O gol de Wendell no país do futebol

Está pulverizado pelas redes sociais e mídias em geral a homenagem da Fifa pelo gol mais bonito de 2015 protagonizado pelo jogador brasileiro Wendell. Não assisti ao famigerado gol, não tenho o mínimo interesse em vê-lo. Nunca gostei de futebol e jamais entendi como é que se tem tanto prazer em presenciar dezenas de homens correndo atrás de uma bola, disputando entre si, para saber quem vai enfiá-la primeiro entre duas traves amarradas com redes.

Não discuto aqui o gosto pessoal de cada um, no entanto não posso me olvidar de levantar algumas questões sobre o país do futebol.

O Brasil sofre de um declínio moral e juntamente com ele uma imbecilização das consciências, o que oferece o aporte para um anteprojeto de desenvolvimento nacional, que trata o social e o político como universos separados não intercambiantes, não possuindo nenhuma afinidade e utilidade quando juntos, exceto em tempos eleitoreiros. É a famosa dicotomia entre público e privado tão discutida por Noberto Bobbio.

Isso quer dizer que nossa nação, plasticamente democrática, não possui um horizonte ético a ser seguido. Alguns autores da filosofia e até mesmo da teologia chamariam à busca por esse horizonte de "transcendência da democracia", isto é, o papel do Estado como guia da democracia, conduzindo-a para um horizonte moral mais alto do que aquele em que se encontra.

Tal papel é essencial para uma democracia como a nossa, recém-saída de um regime militar que perpetrava as maiores atrocidades contra os direitos humanos, ainda que vestindo a indumentária do conservadorismo, pela manutenção dos bons costumes.

Tal transcendência democrática, para ser lograda, necessita de vontade política, estratégia de governo e principalmente incentivo à participação popular. Obviamente que essa colaboração do povo deve estar assentada em uma promoção de educação que seja de qualidade, inclusiva e não discriminatória. Participativa e multicultural. O Estado Laico não precisa ser um Estado imoral, como é o caso do nosso.  Muitas das religiões e vários saberes acumulados pela humanidade podem servir de guia para conduzir esse Estado a um patamar nobre, caso contrário derraparemos constantemente com absurdos como os descritos acima.

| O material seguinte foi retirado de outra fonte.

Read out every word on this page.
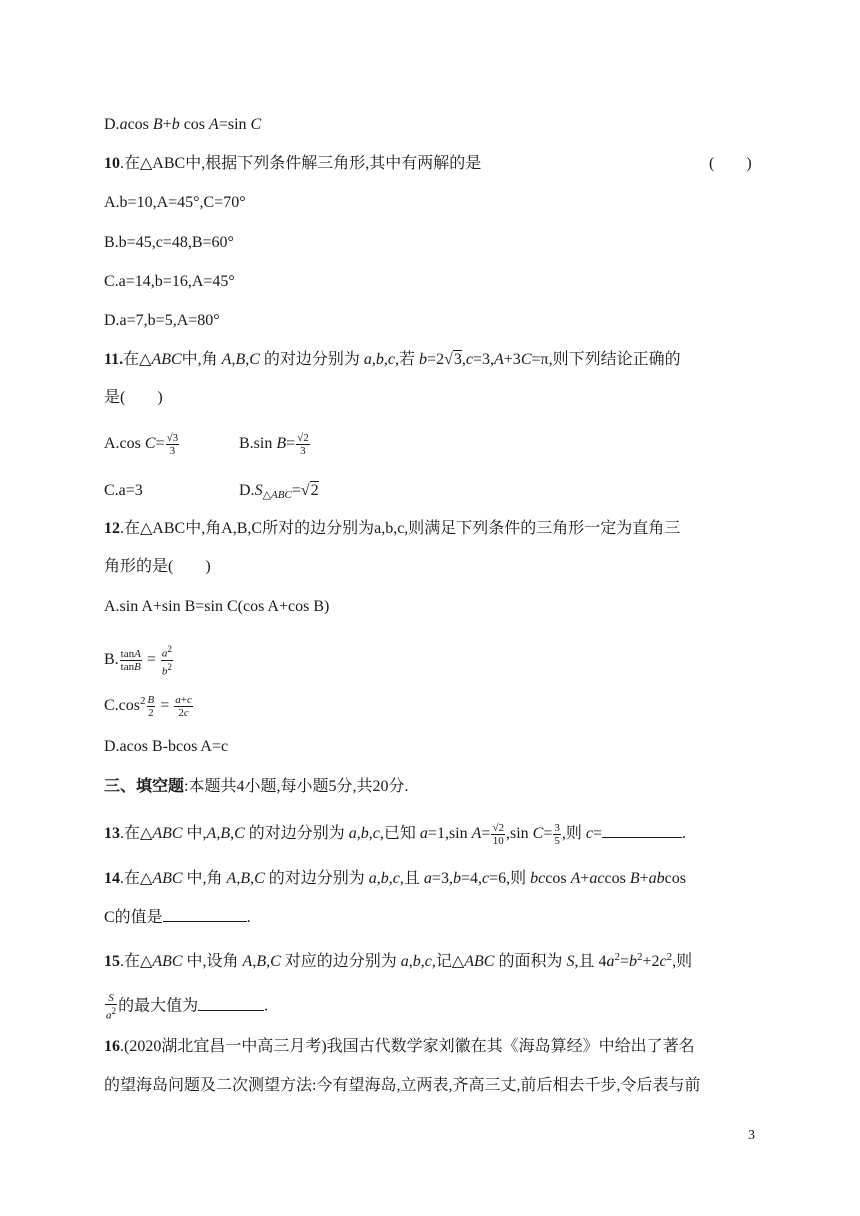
D.acos B+b cos A=sin C
10.在△ABC中,根据下列条件解三角形,其中有两解的是	(　　)
A.b=10,A=45°,C=70°
B.b=45,c=48,B=60°
C.a=14,b=16,A=45°
D.a=7,b=5,A=80°
11.在△ABC中,角 A,B,C 的对边分别为 a,b,c,若 b=2√3,c=3,A+3C=π,则下列结论正确的
是(　　)
A.cos $C= \frac{√3}{3}$	B.sin $B= \frac{√2}{3}$
C.a=3	$D.S_{\triangle ABC}=√2$
12.在△ABC中,角A,B,C所对的边分别为a,b,c,则满足下列条件的三角形一定为直角三
角形的是(　　)
A.sin A+sin B=sin C(cos A+cos B)
B. $\frac{\tan A}{\tan B} = \frac{a^2}{b^2}$
$C.\cos^2 \frac{B}{2} = \frac{a+c}{2c}$
D.acos B-bcos A=c
三、填空题:本题共4小题,每小题5分,共20分.
13.在△ABC 中,A,B,C 的对边分别为 a,b,c,已知 a=1,sin $A= \frac{√2}{10} ,\sin$ $C= \frac{3}{5}$ ,则 c=	.
14.在△ABC 中,角 A,B,C 的对边分别为 a,b,c,且 a=3,b=4,c=6,则 bccos A+accos B+abcos
C的值是	.
15.在△ABC 中,设角 A,B,C 对应的边分别为 a,b,c,记△ABC 的面积为 S,且 $4a^2=b^2+2c^2$,则
$\frac{S}{a^2}$ 的最大值为	.
16.(2020湖北宜昌一中高三月考)我国古代数学家刘徽在其《海岛算经》中给出了著名
的望海岛问题及二次测望方法:今有望海岛,立两表,齐高三丈,前后相去千步,令后表与前
3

No lugar de se valorizar o melhor projeto científico dos alunos do ensino médio, ou de premiar a melhor redação obtida no Enem, ou de se homenagear o aluno do ano nas faculdades pública e privada, presta-se honra ao gol mais bonito de 2015. A mídia expõe ad nauseam o famoso gol e sua pomposa premiação, reiteradas vezes, como se isso fosse sinônimo de prestígio para a nação.

É de se revoltar quando leio que os holofotes estavam voltados para as superestrelas. Fico me perguntando: - Se os jogadores de futebol são superestrelas, o que é Mozart, Beethoven, Lacan, Clovis de Barros, Rui Barbosa, Darcy Ribeiro, José Paulo Netto, Wagner, Drumond, Fernando Pessoa...?  Até os adjetivos usados para definir as pessoas são altamente desarrazoados. Desculpem-me os torcedores fanáticos, mas chamar um jogador de futebol de superestrela é um ultraje ao povo brasileiro. É de se consternar quando vejo meu país descendo desenfreadamente para o buraco do nada, chafurdando na lama da ignorância.

Se quisermos sair desse lamaçal precisaremos de uma reforma estrutural do Estado e de uma nova concepção do que seja política pública. Definir quais são nossas prioridades e homenagear realmente aqueles que fizeram algo de útil para o país. O crime que estamos cometendo contra as próximas gerações é um crime histórico, estamos entregando nossa nação desacreditada, com um Estado ineficiente e com uma moral inescrupulosa. A pujança com que se tratou o gol de Wendell só sinaliza pra nós que as coisas não vão nada bem por aqui.

(Diego Quixabeira e Souza, professor de Yoga na Cooperart, adm. de empresas, formando em Gestão de Relações Humanas pela Unipaz)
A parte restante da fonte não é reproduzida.